SonicBoom: Contact Localization Using Array of Microphones
Moonyoung Lee, Uksang Yoo, Jean Oh, Jeffrey Ichnowski, George Kantor, Oliver Kroemer
TL;DR
SonicBoom addresses contact localization during collisions in occluded, cluttered environments by embedding six contact microphones along a robot end-effector and learning a mapping from vibrotactile signals and proprioception to the contact location on a cylindrical surface. The approach fuses mel spectrograms, GCC-PHAT features, and trajectory data through a multi-modal transformer, trained on a large dataset of $108{,}000$ audio files from $18{,}000$ interactions. It achieves high-precision localization with MED from $0.42\mathrm{cm}$ in-distribution to $2.22\mathrm{cm}$ under out-of-distribution conditions and demonstrates practical haptic mapping in mock canopies, including zero-shot transfer with audio-only inputs.
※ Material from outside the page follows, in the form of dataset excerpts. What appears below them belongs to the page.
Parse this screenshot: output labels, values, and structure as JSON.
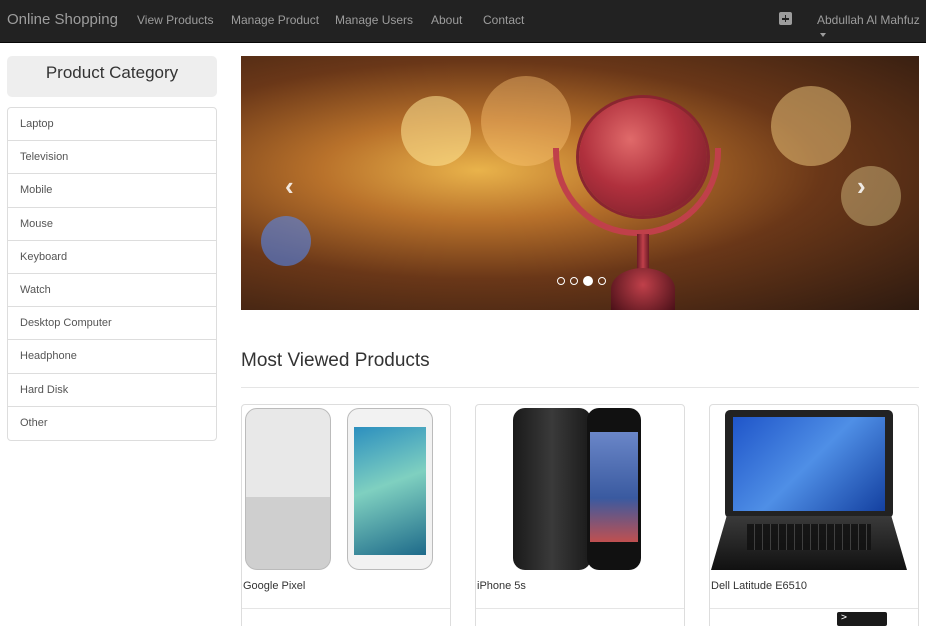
{
  "navbar": {
    "brand": "Online Shopping",
    "links": [
      "View Products",
      "Manage Product",
      "Manage Users",
      "About",
      "Contact"
    ],
    "cart_icon": "plus-square-icon",
    "user_name": "Abdullah Al Mahfuz"
  },
  "sidebar": {
    "title": "Product Category",
    "categories": [
      "Laptop",
      "Television",
      "Mobile",
      "Mouse",
      "Keyboard",
      "Watch",
      "Desktop Computer",
      "Headphone",
      "Hard Disk",
      "Other"
    ]
  },
  "carousel": {
    "prev_icon": "‹",
    "next_icon": "›",
    "slide_count": 4,
    "active_slide": 3
  },
  "main": {
    "section_title": "Most Viewed Products",
    "products": [
      {
        "name": "Google Pixel"
      },
      {
        "name": "iPhone 5s"
      },
      {
        "name": "Dell Latitude E6510"
      }
    ]
  },
  "terminal_prompt": ">"
}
The work highlights the viability and generalization of acoustic sensing for tactile localization in visually challenging outdoor robotics tasks, suggesting avenues for continuous tracking and multi-contact estimation in future work.
Abstract
In cluttered environments where visual sensors encounter heavy occlusion, such as in agricultural settings, tactile signals can provide crucial spatial information for the robot to locate rigid objects and maneuver around them. We introduce SonicBoom, a holistic hardware and learning pipeline that enables contact localization through an array of contact microphones. While conventional sound source localization methods effectively triangulate sources in air, localization through solid media with irregular geometry and structure presents challenges that are difficult to model analytically. We address this challenge through a feature engineering and learning based approach, autonomously collecting 18,000 robot interaction sound pairs to learn a mapping between acoustic signals and collision locations on the robot end effector link. By leveraging relative features between microphones, SonicBoom achieves localization errors of 0.42cm for in distribution interactions and maintains robust performance of 2.22cm error even with novel objects and contact conditions. We demonstrate the system's practical utility through haptic mapping of occluded branches in mock canopy settings, showing that acoustic based sensing can enable reliable robot navigation in visually challenging environments.